Understand, a single viewing is hardly enough to come to terms with the film, which stars Leonardo DiCaprio, Joseph Gordon-Levitt, Ellen Page and Tom Hardy as a crack team that invades Cillian Murphy’s dreams and find unimaginable perils in the subconscious. But that first viewing is enough to realize that “Inception” is a dense, stylish, thorny, dazzling film that delivers as a thrill ride but gives viewers lots to chew on and puzzle through.

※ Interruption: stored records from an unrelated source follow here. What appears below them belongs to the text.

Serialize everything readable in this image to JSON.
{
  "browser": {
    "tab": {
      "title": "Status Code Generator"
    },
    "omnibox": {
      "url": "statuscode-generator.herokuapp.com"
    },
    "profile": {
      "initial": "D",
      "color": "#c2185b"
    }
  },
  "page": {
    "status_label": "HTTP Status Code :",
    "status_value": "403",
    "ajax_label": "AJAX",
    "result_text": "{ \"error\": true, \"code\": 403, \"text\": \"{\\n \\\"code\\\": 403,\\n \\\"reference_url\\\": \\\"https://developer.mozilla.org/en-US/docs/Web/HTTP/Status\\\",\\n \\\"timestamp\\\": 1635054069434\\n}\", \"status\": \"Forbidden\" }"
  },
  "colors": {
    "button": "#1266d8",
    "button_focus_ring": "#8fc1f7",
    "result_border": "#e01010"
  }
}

Here’s Kris Tapley: we’ll talk Inception on our podcast Friday:

In reviewing 2008’s “The Dark Knight,” I wrote that director Christopher Nolan “has made a brief career of exploring characters built upon their somber, in some instances twisted pasts, however distant or immediate.” The theme continues with “Inception,” a film like nothing you have ever seen before that plays out like a two-hour therapy session, wrapped in the accoutrement of a heist film and bathed in the panache of an entirely immersive cinematic experience

.

Empire gives the movie five stars:

In terms of scale and style it is, as Nolan intended, comparable to Bond’s best excursions — yet filtered through a brain-frying, subconscious-spelunking, time-dilating structure that boldly frames action sequences around each other. So we get an explosive Arctic mountain vault-storming within a zero-gravity scramble within a vehicle-crunching chase. In effect, the set-pieces are simultaneous. Which is insane, but brilliant as, while he at times boggles through the necessarily complex editing, Nolan never corrupts his multiverse’s internal logic.

“The Hollywood Reporter raves:

Bottom Line: A devilishly complicated, fiendishly enjoyable sci-fi voyage across a dreamscape that is thoroughly compelling. In a summer of remakes, reboots and sequels comes “Inception,” easily the most original movie idea in ages.

And Jeff Wells rounds up some other reviews as well, under the heading “they all gushed.” Guilty as charged.